An increasing number of American adults are starting to exercise and play sports, which means more of those active adults will be needing care for sports-related injuries. Add this to the considerable amount of kids and teens involved in organized sports, and it’s no wonder the field of sports medicine is in high demand.

     

    See what makes Pullman Regional Hospital the regional hospital of choice for  orthopedic procedures.

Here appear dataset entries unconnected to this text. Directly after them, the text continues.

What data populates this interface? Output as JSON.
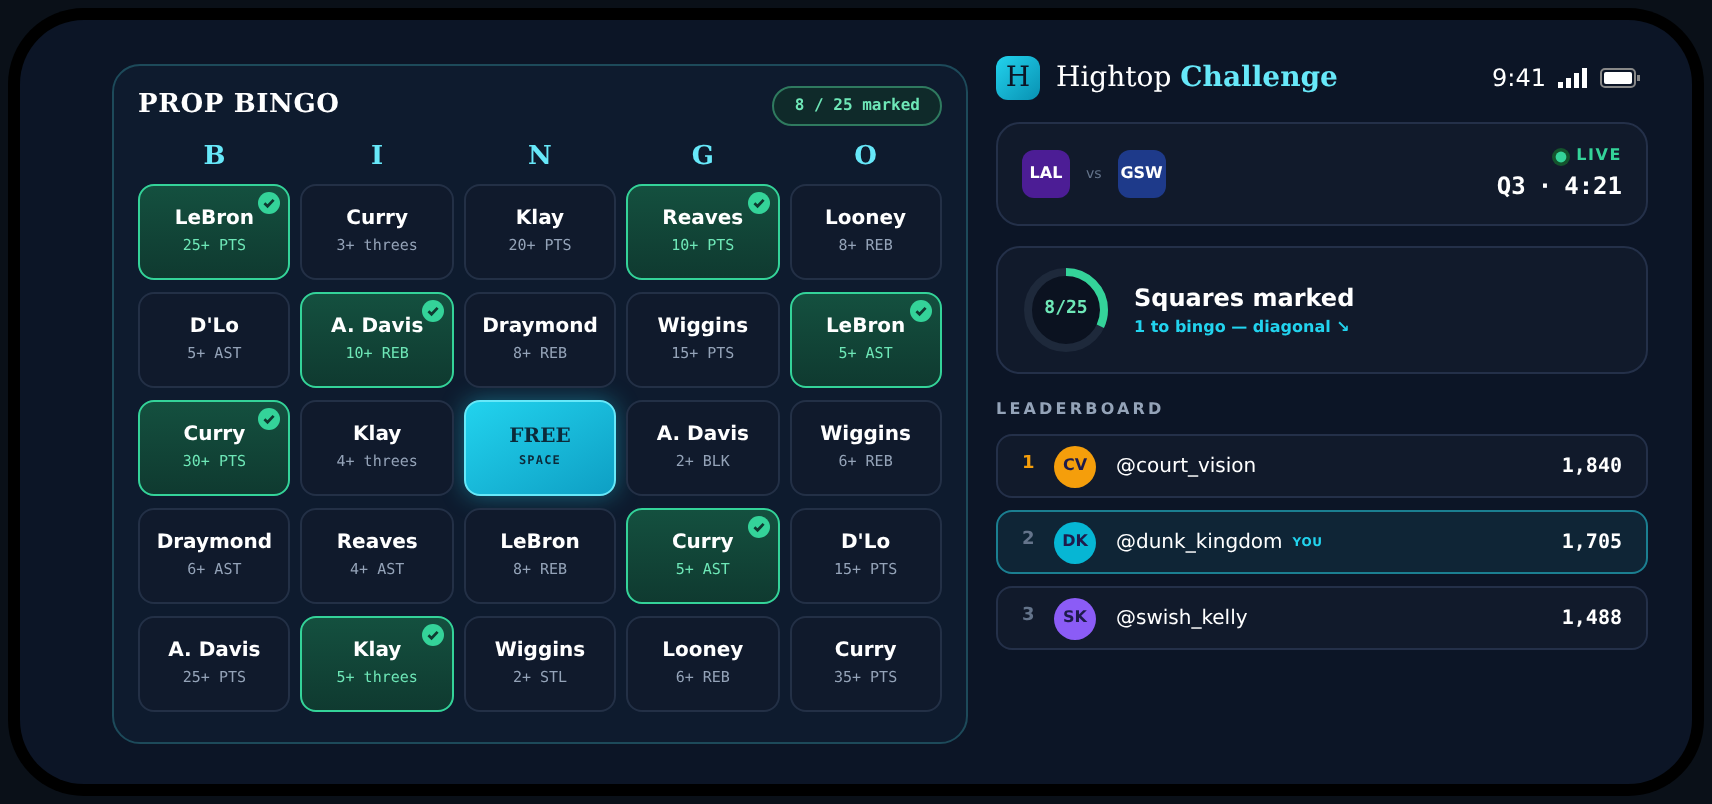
{
  "bingo": {
    "title": "PROP BINGO",
    "marked_badge": "8 / 25 marked",
    "letters": [
      "B",
      "I",
      "N",
      "G",
      "O"
    ],
    "cells": [
      {
        "kind": "prop",
        "player": "LeBron",
        "prop": "25+ PTS",
        "checked": true
      },
      {
        "kind": "prop",
        "player": "Curry",
        "prop": "3+ threes",
        "checked": false
      },
      {
        "kind": "prop",
        "player": "Klay",
        "prop": "20+ PTS",
        "checked": false
      },
      {
        "kind": "prop",
        "player": "Reaves",
        "prop": "10+ PTS",
        "checked": true
      },
      {
        "kind": "prop",
        "player": "Looney",
        "prop": "8+ REB",
        "checked": false
      },
      {
        "kind": "prop",
        "player": "D'Lo",
        "prop": "5+ AST",
        "checked": false
      },
      {
        "kind": "prop",
        "player": "A. Davis",
        "prop": "10+ REB",
        "checked": true
      },
      {
        "kind": "prop",
        "player": "Draymond",
        "prop": "8+ REB",
        "checked": false
      },
      {
        "kind": "prop",
        "player": "Wiggins",
        "prop": "15+ PTS",
        "checked": false
      },
      {
        "kind": "prop",
        "player": "LeBron",
        "prop": "5+ AST",
        "checked": true
      },
      {
        "kind": "prop",
        "player": "Curry",
        "prop": "30+ PTS",
        "checked": true
      },
      {
        "kind": "prop",
        "player": "Klay",
        "prop": "4+ threes",
        "checked": false
      },
      {
        "kind": "free",
        "player": "FREE",
        "prop": "SPACE"
      },
      {
        "kind": "prop",
        "player": "A. Davis",
        "prop": "2+ BLK",
        "checked": false
      },
      {
        "kind": "prop",
        "player": "Wiggins",
        "prop": "6+ REB",
        "checked": false
      },
      {
        "kind": "prop",
        "player": "Draymond",
        "prop": "6+ AST",
        "checked": false
      },
      {
        "kind": "prop",
        "player": "Reaves",
        "prop": "4+ AST",
        "checked": false
      },
      {
        "kind": "prop",
        "player": "LeBron",
        "prop": "8+ REB",
        "checked": false
      },
      {
        "kind": "prop",
        "player": "Curry",
        "prop": "5+ AST",
        "checked": true
      },
      {
        "kind": "prop",
        "player": "D'Lo",
        "prop": "15+ PTS",
        "checked": false
      },
      {
        "kind": "prop",
        "player": "A. Davis",
        "prop": "25+ PTS",
        "checked": false
      },
      {
        "kind": "prop",
        "player": "Klay",
        "prop": "5+ threes",
        "checked": true
      },
      {
        "kind": "prop",
        "player": "Wiggins",
        "prop": "2+ STL",
        "checked": false
      },
      {
        "kind": "prop",
        "player": "Looney",
        "prop": "6+ REB",
        "checked": false
      },
      {
        "kind": "prop",
        "player": "Curry",
        "prop": "35+ PTS",
        "checked": false
      }
    ]
  },
  "app": {
    "logo": "H",
    "name": "Hightop",
    "name_accent": "Challenge"
  },
  "status_bar": {
    "time": "9:41"
  },
  "game": {
    "home": {
      "abbr": "LAL",
      "color": "#4c1d95"
    },
    "vs": "vs",
    "away": {
      "abbr": "GSW",
      "color": "#1e3a8a"
    },
    "live": "LIVE",
    "period": "Q3",
    "separator": "·",
    "clock": "4:21"
  },
  "progress": {
    "ring_label": "8/25",
    "level": 0.32,
    "title": "Squares marked",
    "subtitle": "1 to bingo — diagonal ↘"
  },
  "leaderboard": {
    "heading": "LEADERBOARD",
    "rows": [
      {
        "rank": "1",
        "initials": "CV",
        "color": "#f59e0b",
        "handle": "@court_vision",
        "score": "1,840",
        "selected": false
      },
      {
        "rank": "2",
        "initials": "DK",
        "color": "#06b6d4",
        "handle": "@dunk_kingdom",
        "you": "YOU",
        "score": "1,705",
        "selected": true
      },
      {
        "rank": "3",
        "initials": "SK",
        "color": "#8b5cf6",
        "handle": "@swish_kelly",
        "score": "1,488",
        "selected": false
      }
    ]
  }
}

    Common Sports Injuries Treated with Revolutionary Solutions

     

    Orthopedic sports medicine specialists help injured individuals of all ages with the treatment and rehabilitation of any kind of a muscle or a joint problem, ranging from ankle sprains and shoulder injuries to neck pain.

     

    “From head to toe, we help people to play and be active from a musculoskelatal perspective,” states Dr. Ed Tingstad, Orthopedic Surgeon at Pullman Regional Hospital.

     

    The most common injuries seen by Dr. Tingstad and his team include torn rotator cuffs, ACL injuries, shoulder dislocations, stress fractures, and ankle sprains. Injuries vary per sport, so a football player might have a different treatment need than a ballet dancer. Fortunately, a majority of issues—upwards of 90 percent—do not require surgery.

     

    “We tend to think of surgery as our last option,” assures Dr. Tingstad. “Many times, it’s some reassurance, a little bit of protection, and then a rehab program that allows patients to get back to a quick return.”

     

    Emerging technology such as taking the patient’s own blood, concentrating its components, and then re-injecting it at the area of injury is a biologic approach that speeds healing, reduces pain, and avoids surgical intervention—or at least delays it.

     

     

    What Happens when Surgery Is Unavoidable

     

    If surgery is required, Dr. Tingstad and his colleagues aim for the least invasive procedure possible. Whereas repairing an ACL used to be quite invasive, it is becoming less so. New pilot studies by Dr. Martha Murray in Boston and at the Cleveland Clinic involve sewing a collagen sponge in the knee, which has shown promise in helping the ligament grow back and adhere to the bone.

     

    “Dr. Murray’s work is really exciting, because we can increasingly optimize healing with biologic solutions,” states Dr. Tingstad.

     

     

    Pullman Comes Together to Improve Sports Medicine

     

    Pullman Regional Hospital’s Orthopedic Center of Excellence serves both Washington State University and the University of Idaho, and Dr. Tingstad has been the Orthopedic Head Team Physician for Washington State for the last 19 years. He and his team members have been fellowship trained, meaning they underwent additional training in sports medicine beyond the typical orthopedic certification.

     

    As orthopedic technologies continue to advance, Dr. Tingstad assures Pullman will be advancing right along with them. “It’s a fun time to be a sports medicine physician right now, because there are so many new and good things coming,” he shares. “For the people who come to Pullman Regional Hospital, it’s a good feeling to know we have professionals who have such vast experience and who are respected across the country.”